Der Vorwurf, damit würden auch Whistleblower kriminalisiert, trifft nicht nur nicht zu: Er ist völlig falsch und an den Haaren herbeigezogen. Datenhehlerei gilt nur für gestohlene Daten, die zum Beispiel durch einen Hackerangriff erbeutet werden. Ein Whistleblower besitzt aber in der Regel seine Informationen völlig rechtmäßig. Der entscheidende Punkt bei ihm ist die Weitergabe der Information, aber diese Weitergabe ist weder für den Whistleblower eine Datenhehlerei noch für denjenigen, der die Information entgegennimmt; das ist eigentlich relativ einfach nachvollziehbar.
Wir stellen außerdem sicher, dass Journalisten durch den neuen Straftatbestand nicht beeinträchtigt werden. Ihre Tätigkeit wird von diesem Straftatbestand nicht erfasst; das schreiben wir sogar explizit ins Gesetz.
(Halina Wawzyniak [DIE LINKE]: Aber nur in die Begründung!)

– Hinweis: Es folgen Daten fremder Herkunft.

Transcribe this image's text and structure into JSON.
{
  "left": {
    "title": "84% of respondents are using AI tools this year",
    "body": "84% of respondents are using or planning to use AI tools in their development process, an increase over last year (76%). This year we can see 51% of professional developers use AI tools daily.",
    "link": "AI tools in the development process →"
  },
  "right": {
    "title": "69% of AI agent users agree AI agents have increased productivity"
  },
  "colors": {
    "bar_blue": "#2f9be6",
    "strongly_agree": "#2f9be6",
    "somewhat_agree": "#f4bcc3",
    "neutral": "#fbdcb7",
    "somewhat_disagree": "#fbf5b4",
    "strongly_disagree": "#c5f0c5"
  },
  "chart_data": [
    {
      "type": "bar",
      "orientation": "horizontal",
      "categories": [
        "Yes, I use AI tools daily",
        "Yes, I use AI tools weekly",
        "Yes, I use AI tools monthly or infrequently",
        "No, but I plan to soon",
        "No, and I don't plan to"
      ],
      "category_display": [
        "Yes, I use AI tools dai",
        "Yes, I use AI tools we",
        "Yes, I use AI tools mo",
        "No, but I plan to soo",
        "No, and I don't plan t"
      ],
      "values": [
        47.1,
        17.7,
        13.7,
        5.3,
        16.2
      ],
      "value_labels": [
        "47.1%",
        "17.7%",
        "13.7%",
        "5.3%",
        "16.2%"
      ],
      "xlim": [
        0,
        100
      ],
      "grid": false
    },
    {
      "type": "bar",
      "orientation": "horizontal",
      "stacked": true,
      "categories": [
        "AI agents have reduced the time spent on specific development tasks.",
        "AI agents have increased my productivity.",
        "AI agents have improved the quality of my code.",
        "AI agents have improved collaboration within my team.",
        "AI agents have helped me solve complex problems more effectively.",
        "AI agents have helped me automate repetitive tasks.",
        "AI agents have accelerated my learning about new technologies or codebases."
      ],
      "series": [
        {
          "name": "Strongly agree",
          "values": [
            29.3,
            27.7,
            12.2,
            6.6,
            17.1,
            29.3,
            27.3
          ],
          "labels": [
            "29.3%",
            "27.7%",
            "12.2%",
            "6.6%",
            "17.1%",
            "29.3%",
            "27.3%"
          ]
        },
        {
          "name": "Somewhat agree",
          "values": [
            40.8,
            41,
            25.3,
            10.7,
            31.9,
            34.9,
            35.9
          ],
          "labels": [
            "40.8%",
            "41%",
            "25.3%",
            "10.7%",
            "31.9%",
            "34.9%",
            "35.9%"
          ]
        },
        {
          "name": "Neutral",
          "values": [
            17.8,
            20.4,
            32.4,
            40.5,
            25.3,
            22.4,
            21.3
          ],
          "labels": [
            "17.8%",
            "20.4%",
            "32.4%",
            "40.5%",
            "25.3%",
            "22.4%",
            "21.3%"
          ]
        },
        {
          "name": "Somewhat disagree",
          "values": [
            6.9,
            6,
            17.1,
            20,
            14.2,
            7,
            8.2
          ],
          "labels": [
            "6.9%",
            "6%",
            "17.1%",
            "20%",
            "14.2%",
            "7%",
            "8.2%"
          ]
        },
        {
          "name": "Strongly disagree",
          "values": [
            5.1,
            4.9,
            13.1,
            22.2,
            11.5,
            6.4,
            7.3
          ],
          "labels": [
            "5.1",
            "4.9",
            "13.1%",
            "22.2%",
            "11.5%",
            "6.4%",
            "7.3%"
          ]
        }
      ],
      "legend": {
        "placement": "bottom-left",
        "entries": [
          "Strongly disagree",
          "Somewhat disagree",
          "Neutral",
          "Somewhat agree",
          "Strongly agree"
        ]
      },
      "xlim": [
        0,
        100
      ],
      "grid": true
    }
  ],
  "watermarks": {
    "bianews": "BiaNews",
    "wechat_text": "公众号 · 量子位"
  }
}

Dabei ist es nicht erforderlich, dass der Journalist schon bei der Beschaffung der Daten eine konkrete Veröffentlichung vor Augen oder einen Artikel in der Schublade hat. Geschützt werden zwar nicht die rein privaten Aktivitäten eines Journalisten, aber es reicht, wenn die Handlungen der Recherche dienen und in eine Veröffentlichung münden können. Insofern ist vieles, was in den letzten Wochen zu diesem Thema gesagt und veröffentlicht wurde, einfach völlig falsch. Ich bitte, das zu berücksichtigen.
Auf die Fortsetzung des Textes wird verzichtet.